Theorem. Let $p\in[1,+\infty]$ and $M\subset\ell_p$ is bounded subset such that
$$
\lim\limits_{N\to\infty}\sup\{\Vert (0,0,\ldots,0,x_N,x_{N+1},\ldots) \Vert_p:x\in M\}=0
$$
then $M$ is totally bounded.
Proof. Take arbitrary $\varepsilon>0$ then there exist $N\in\mathbb{N}$ such that for all $x\in M$ we have
$$
\Vert (0,0,\ldots,0,x_N,x_{N+1},\ldots) \Vert_p<\varepsilon/2\tag{1}
$$
Since $M$ is bounded, the set
$$
M_{reduced}=\{(x_1,x_2,\ldots,x_N,0,0,\ldots):x\in M\}
$$
is bounded. But $M_{reduced}$ is a bounded subset of $\mathbb{R}^N$ so we can find finite $\varepsilon/2$-net $N\subset \ell_p$. This is possible because all norms on finite dimensional spaces are equivalent to euclidean norm, and sets bounded in euclidean norm are always totally bounded. We claim that $N$ is a finite $\varepsilon$-net for $M$. Take arbitrary $x\in M$ and consider $x_{reduced}=(x_1,x_2,\ldots,x_N,0,0\ldots,)\in M_{reduced}$. Then there exist $y\in N$ such that $\Vert x_{reduced}-y\Vert_p<\varepsilon/2$. Then using $(1)$ we get
$$
\Vert x-y\Vert_p\leq\Vert x-x_{reduced}\Vert_p+\Vert x_{reduced}-y\Vert_p<
\Vert (0,0,\ldots,0,x_N,x_{N+1},\ldots) \Vert_p+\varepsilon/2<\varepsilon
$$
Since $x\in M$ is arbitrary, then $N$ is an $\varepsilon$-net for $M$. Since $\varepsilon>0$ is arbitrary and by construction $N$ is finite, then $M$ is totally bounded.

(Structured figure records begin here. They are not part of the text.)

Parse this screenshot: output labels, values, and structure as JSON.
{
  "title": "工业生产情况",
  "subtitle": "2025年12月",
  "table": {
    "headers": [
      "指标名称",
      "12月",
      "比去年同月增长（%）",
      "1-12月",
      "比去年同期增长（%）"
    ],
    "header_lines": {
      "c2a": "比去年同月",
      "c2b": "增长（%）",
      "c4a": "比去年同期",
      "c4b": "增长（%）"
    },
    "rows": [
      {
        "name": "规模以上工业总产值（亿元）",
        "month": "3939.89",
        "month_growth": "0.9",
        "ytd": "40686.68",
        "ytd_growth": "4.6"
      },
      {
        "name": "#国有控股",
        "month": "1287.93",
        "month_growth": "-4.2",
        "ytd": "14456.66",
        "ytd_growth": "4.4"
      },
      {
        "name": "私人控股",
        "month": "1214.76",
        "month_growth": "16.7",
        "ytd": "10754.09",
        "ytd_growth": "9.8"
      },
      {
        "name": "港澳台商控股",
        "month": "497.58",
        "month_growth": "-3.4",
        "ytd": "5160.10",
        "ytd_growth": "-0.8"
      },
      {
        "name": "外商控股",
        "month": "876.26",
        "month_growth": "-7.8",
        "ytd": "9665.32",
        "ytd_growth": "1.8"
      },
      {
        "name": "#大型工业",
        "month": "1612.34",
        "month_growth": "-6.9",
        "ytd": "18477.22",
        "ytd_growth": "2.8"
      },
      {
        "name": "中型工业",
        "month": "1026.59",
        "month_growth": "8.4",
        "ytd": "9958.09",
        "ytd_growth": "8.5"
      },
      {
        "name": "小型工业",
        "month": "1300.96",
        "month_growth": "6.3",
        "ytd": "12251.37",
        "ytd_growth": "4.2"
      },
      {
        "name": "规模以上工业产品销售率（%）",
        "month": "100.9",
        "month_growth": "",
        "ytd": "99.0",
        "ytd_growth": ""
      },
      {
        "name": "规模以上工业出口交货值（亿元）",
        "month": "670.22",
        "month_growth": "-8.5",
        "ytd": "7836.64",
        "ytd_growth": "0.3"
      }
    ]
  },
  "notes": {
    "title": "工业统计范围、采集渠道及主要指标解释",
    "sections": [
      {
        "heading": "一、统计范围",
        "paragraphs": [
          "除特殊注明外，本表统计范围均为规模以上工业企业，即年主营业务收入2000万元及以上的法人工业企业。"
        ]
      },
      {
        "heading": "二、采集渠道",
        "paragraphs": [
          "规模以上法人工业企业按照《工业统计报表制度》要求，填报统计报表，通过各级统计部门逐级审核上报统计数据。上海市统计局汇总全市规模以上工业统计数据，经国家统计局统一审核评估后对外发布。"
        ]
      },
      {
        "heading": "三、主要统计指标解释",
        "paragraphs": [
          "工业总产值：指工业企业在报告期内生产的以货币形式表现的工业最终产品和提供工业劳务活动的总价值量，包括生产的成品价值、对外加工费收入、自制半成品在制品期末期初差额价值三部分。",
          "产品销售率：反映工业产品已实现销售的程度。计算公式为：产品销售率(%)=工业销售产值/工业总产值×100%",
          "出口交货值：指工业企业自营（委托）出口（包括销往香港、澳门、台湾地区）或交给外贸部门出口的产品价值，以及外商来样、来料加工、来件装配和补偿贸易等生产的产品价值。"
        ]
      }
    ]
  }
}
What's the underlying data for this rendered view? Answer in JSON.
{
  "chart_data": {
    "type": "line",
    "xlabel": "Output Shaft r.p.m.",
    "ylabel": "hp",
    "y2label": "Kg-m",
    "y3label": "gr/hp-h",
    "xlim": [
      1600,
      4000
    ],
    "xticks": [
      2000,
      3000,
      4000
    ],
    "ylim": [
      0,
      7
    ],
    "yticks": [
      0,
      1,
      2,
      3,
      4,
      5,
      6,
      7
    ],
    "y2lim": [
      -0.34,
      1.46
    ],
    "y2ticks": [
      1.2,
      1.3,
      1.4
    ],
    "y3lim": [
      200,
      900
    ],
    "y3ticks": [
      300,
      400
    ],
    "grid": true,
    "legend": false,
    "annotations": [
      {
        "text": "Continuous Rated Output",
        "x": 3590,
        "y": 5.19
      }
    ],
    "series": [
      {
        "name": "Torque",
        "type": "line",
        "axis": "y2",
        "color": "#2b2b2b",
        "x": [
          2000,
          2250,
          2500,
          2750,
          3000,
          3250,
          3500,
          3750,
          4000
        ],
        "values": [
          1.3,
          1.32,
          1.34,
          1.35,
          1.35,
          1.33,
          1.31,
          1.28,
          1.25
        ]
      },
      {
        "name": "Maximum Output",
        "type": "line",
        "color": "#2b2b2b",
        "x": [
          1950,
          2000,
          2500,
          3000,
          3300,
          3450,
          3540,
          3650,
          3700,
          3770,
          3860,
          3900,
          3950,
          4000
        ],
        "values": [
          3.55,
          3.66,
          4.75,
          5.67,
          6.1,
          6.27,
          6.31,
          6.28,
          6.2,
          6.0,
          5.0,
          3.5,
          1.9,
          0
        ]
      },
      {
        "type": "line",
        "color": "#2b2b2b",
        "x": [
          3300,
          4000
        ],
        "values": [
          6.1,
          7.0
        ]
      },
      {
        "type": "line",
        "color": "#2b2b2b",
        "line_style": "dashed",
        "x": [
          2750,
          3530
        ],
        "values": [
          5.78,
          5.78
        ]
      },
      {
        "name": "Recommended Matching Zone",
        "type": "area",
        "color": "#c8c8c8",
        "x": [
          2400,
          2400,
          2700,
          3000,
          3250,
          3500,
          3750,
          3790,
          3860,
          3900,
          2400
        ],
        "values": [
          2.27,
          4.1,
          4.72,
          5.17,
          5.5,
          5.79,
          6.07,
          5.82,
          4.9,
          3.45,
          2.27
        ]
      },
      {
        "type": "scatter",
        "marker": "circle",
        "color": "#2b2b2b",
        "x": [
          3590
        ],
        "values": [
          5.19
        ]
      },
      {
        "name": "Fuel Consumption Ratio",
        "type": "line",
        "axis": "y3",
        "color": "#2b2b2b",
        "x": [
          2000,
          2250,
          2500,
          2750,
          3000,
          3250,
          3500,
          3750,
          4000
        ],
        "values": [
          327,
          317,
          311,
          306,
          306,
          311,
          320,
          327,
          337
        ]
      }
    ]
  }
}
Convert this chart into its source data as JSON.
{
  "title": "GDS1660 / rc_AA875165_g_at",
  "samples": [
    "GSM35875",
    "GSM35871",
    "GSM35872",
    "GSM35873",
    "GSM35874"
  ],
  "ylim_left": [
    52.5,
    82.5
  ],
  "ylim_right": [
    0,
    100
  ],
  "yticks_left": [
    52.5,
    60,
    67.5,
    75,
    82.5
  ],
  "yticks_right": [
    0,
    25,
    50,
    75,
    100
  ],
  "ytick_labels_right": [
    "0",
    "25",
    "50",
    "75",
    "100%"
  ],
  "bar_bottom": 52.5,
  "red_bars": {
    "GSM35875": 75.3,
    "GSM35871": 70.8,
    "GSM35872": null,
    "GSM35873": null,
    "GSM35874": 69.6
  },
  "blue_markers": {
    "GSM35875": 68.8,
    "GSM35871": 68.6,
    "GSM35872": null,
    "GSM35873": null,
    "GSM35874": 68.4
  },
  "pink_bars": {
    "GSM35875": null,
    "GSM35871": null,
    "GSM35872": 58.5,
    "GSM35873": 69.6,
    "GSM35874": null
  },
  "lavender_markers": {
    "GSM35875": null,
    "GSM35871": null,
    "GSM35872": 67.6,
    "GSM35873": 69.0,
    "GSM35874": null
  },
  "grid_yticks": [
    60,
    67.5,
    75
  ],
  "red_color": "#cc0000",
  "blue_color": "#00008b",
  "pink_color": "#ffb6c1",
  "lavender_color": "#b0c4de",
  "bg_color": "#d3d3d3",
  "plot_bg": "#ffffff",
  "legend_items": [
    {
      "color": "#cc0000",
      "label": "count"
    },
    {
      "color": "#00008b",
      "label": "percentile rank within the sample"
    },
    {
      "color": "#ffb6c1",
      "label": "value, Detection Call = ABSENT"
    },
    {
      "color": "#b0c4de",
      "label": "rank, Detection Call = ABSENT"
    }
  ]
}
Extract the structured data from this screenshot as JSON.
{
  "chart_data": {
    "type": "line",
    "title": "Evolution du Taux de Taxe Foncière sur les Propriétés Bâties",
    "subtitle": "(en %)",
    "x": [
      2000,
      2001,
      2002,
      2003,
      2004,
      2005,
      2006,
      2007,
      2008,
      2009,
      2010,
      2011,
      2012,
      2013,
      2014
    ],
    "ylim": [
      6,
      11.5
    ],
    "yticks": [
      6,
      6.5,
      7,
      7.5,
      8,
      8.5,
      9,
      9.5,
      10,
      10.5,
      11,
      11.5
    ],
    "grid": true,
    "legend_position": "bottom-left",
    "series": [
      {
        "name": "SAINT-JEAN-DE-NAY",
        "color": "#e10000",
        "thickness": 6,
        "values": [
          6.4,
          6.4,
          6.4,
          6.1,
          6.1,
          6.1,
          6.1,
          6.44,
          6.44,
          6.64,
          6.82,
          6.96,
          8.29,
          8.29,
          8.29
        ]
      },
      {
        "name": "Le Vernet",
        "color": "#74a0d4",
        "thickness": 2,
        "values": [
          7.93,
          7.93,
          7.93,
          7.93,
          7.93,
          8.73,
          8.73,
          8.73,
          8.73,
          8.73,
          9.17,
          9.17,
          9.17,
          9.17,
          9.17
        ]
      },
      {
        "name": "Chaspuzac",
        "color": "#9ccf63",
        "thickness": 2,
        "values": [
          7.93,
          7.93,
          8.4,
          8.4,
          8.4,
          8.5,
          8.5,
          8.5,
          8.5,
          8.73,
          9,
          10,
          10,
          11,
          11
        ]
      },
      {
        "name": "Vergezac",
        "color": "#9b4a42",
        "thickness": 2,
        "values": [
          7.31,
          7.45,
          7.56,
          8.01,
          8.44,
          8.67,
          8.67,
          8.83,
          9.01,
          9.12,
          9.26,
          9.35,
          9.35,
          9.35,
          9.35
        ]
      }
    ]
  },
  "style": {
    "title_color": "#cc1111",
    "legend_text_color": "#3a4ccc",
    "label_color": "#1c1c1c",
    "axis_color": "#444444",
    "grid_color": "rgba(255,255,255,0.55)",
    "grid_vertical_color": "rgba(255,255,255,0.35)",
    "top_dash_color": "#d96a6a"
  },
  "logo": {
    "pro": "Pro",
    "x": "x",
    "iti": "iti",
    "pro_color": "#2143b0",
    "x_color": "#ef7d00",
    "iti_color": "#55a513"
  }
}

Theorem. Let $1\leq p\leq +\infty$ and $a\in \ell_p \cap c_0$, then the set
$$
C=\{x\in\ell_p:\;\forall n\in\mathbb{N}\quad|x_n|\leq |a_n|\}
$$
is compact.
Proof. We need to show that $C$ is complete and totally bounded
1) Completeness. Since $C$ is a subset of complete space $\ell_p$, it is enough to show that $C$ is closed. Consider continuous linear functionals $f_n:\ell_p\to\mathbb{R}:x\mapsto x_n$. Since $|f_n(x)|=|x_n|\leq\Vert x\Vert_p$ for all $x\in\ell_p$, then $f_n$ is continuous and obviously linear. Hence $f_n^{-1}([-a_n,a_n])$ is a closed set as preimage of closed set. Note that
$$
C=\bigcap\limits_{n\in\mathbb{N}}f_n^{-1}([-a_n,a_n])
$$
so $C$ is closed as intersection of closed sets.
2) Total boundedness. From the formula of the norm in $\ell_p$ it follows that for all $x\in C$ we have $\Vert x\Vert_p\leq\Vert a\Vert_p$, so $C$ is bounded. By the same reasonong for all $x\in C$ we have
$$
\Vert (0,0,\ldots,0,x_N,x_{N+1},\ldots) \Vert_p\leq
\Vert (0,0,\ldots,0,a_N,a_{N+1},\ldots) \Vert_p
$$
Hence
$$
\lim\limits_{N\to\infty}\sup\left\{\Vert (0,0,\ldots,0,x_N,x_{N+1},\ldots) \Vert_p:x\in C\right\}\leq
\lim\limits_{N\to\infty}\Vert (0,0,\ldots,0,a_N,a_{N+1},\ldots) \Vert_p=0
$$
Since $a\in\ell_p\cap c_0$ then the last limit is $0$, so
$$
\lim\limits_{N\to\infty}\sup\left\{\Vert (0,0,\ldots,0,x_N,x_{N+1},\ldots) \Vert_p:x\in C\right\}=0
$$
Thus from previous theorem we see that $C$ is totally bounded.